Though rare, it is possible for Med Pay to follow the automobile. As an example, if those riding in a vehicle are involved in an accident and lack coverage, Med Pay coverage can kick in to cover the costs related to their injuries.
Auto insurers define permissive drivers as those who are not a family member and not listed on the auto insurance policy. Such an individual is usually covered in most states yet the extent of coverage differs by each unique policy. As long as you provide the individual with permission to drive the vehicle, he or she will be covered by your insurance as opposed to his or her own policy. This driver’s insurance might apply in the event that damages exceed those of your coverage limits.
If the damages are beyond your insurance coverage maximum and the other driver does not have his own insurance, you might be legally liable for the difference. This is precisely why you should think twice before lending your vehicle to anyone. If he or she is careless, you might end up paying higher monthly auto insurance premiums to compensate for a mistake you did not make.

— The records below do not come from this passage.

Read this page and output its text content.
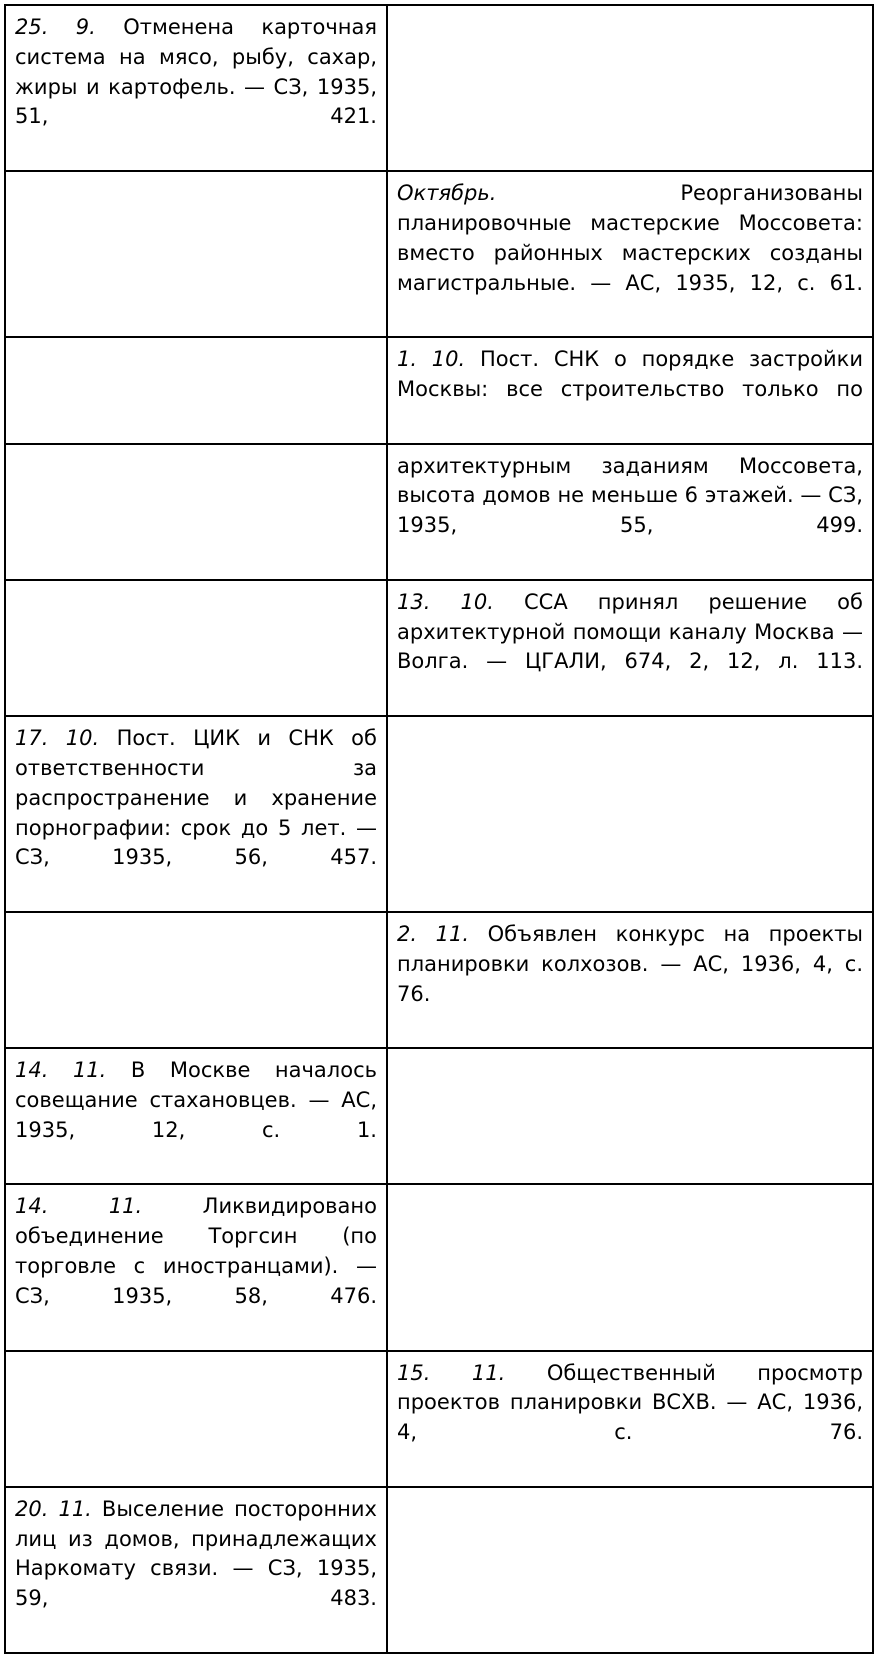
25. 9. Отменена карточная система на мясо, рыбу, сахар, жиры и картофель. — СЗ, 1935, 51, 421.	

	Октябрь. Реорганизованы планировочные мастерские Моссовета: вместо районных мастерских созданы магистральные. — АС, 1935, 12, с. 61.

	1. 10. Пост. СНК о порядке застройки Москвы: все строительство только по

	архитектурным заданиям Моссовета, высота домов не меньше 6 этажей. — СЗ, 1935, 55, 499.

	13. 10. ССА принял решение об архитектурной помощи каналу Москва — Волга. — ЦГАЛИ, 674, 2, 12, л. 113.

17. 10. Пост. ЦИК и СНК об ответственности за распространение и хранение порнографии: срок до 5 лет. — СЗ, 1935, 56, 457.	

	2. 11. Объявлен конкурс на проекты планировки колхозов. — АС, 1936, 4, с. 76.

14. 11. В Москве началось совещание стахановцев. — АС, 1935, 12, с. 1.	

14. 11. Ликвидировано объединение Торгсин (по торговле с иностранцами). — СЗ, 1935, 58, 476.	

	15. 11. Общественный просмотр проектов планировки ВСХВ. — АС, 1936, 4, с. 76.

20. 11. Выселение посторонних лиц из домов, принадлежащих Наркомату связи. — СЗ, 1935, 59, 483.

What About Non-Permitted Drivers?
Those who take an automobile without the owner’s permission are referred to as non-permitted drivers. Damages stemming from an accident in which a non-permitted driver was behind the wheel are not covered by the owner’s auto insurance policy. The challenge lies in proving the individual in question was not permitted to operate the vehicle. Unfortunately, if the driver behind the wheel lacks insurance, it will be difficult to recoup damages.